Le parfum est un art olfactif millénaire qui a traversé les âges et toujours occupé une place importante dans la culture humaine, des civilisations d’Egypte, de Grèce ou de Rome où son utilisation était principalement liée à des fins thérapeutiques, jusqu’à notre ère actuelle où il est un symbole d’identité personnelle et de luxe. Il représente sur le marché mondial environ 50 milliards en 2024[1] mais il est plus qu’un simple produit commercial : le parfum est une véritable œuvre d’art olfactive. Pourtant à ce jour le parfum n’est toujours pas reconnu comme une œuvre protégeable par le droit d’auteur.

 

I. L’odorat : le sens délaissé par le droit

A. Une protection potentielle par la loi

L’article L112-2 CPI présente la liste des œuvres protégées par le droit d’auteur qui sont toutes des œuvres perceptibles par les sens de la vue et l’ouïe : sont absents les sens chimiques du gout et de l’odorat. Cependant l’emploi du verbe “notamment” laisse sous-entendre que la liste n’est pas fermée. Par ailleurs l’article L112-1 CPI interdit toute forme de discrimination entre les œuvres de l’esprit.

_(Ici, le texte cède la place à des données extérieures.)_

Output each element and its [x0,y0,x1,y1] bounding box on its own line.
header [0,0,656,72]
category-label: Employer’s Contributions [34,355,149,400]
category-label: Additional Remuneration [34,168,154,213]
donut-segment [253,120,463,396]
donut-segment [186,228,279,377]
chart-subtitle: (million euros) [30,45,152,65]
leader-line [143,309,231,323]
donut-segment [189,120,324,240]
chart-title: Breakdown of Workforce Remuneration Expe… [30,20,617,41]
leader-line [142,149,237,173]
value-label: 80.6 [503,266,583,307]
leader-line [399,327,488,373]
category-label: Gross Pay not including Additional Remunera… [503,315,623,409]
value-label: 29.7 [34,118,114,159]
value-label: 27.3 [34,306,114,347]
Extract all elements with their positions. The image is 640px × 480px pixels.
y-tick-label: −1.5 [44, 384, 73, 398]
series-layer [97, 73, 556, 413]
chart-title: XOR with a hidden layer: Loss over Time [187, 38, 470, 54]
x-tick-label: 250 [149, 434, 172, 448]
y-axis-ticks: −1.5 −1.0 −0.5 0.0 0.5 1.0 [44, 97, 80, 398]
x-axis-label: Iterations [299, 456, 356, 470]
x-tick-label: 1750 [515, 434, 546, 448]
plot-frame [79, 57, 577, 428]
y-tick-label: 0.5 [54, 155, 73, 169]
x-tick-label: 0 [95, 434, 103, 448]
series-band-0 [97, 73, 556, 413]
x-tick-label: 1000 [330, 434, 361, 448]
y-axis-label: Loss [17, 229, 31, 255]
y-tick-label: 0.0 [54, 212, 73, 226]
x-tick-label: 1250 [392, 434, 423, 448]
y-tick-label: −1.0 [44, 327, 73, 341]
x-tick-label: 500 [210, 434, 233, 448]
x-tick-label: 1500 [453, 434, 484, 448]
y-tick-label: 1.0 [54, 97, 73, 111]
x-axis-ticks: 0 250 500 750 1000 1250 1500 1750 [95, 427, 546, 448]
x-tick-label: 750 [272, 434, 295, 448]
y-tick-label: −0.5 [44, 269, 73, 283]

La fragrance est donc une œuvre qui serait susceptible d’être protégée par le droit de la propriété intellectuelle. Toutefois, sur l’application pratique la position actuelle des juges est assez opposée à cette possibilité.

B. Une protection refusée par la jurisprudence

En effet on remarque une grande opposition entre juges du fond et Cour de cassation. Dès 1975, les juges de la Cour d’appel de Paris affirmaient une absence d’exclusion par la loi des œuvres autres que celles perceptibles par la vue ou par l’ouïe incluant implicitement les trois autres sens.[2] De manière plus expresse les juges reconnaissaient en 2004 la fragrance comme œuvre de l’esprit.[3] Quant aux juges de la Haute Juridiction au contraire, ils se sont systématiquement opposés à la reconnaissance du parfum comme œuvre protégeable par le droit d’auteur. En effet, en 2006 la chambre civile de la Cour de cassation affirmait que la fragrance qui procède de la “simple mise en œuvre d’un savoir-faire » ne constitue pas la création d’une forme d’expression.[4] Enfin, la dernière jurisprudence en date issue de la chambre commerciale de la Cour de cassation s’aligne au précèdent arrêt, refusant la protection en se fondant sur le fait que le droit d’auteur ne peut protéger le parfum car il n’est pas identifiable avec une précision suffisante pour permettre sa communication.[5] Pour être protégée l’œuvre doit être originale et être mise en forme : les juges de la Cour de cassation refusent la protection du parfum car ils estiment que la dernière condition fait défaut. 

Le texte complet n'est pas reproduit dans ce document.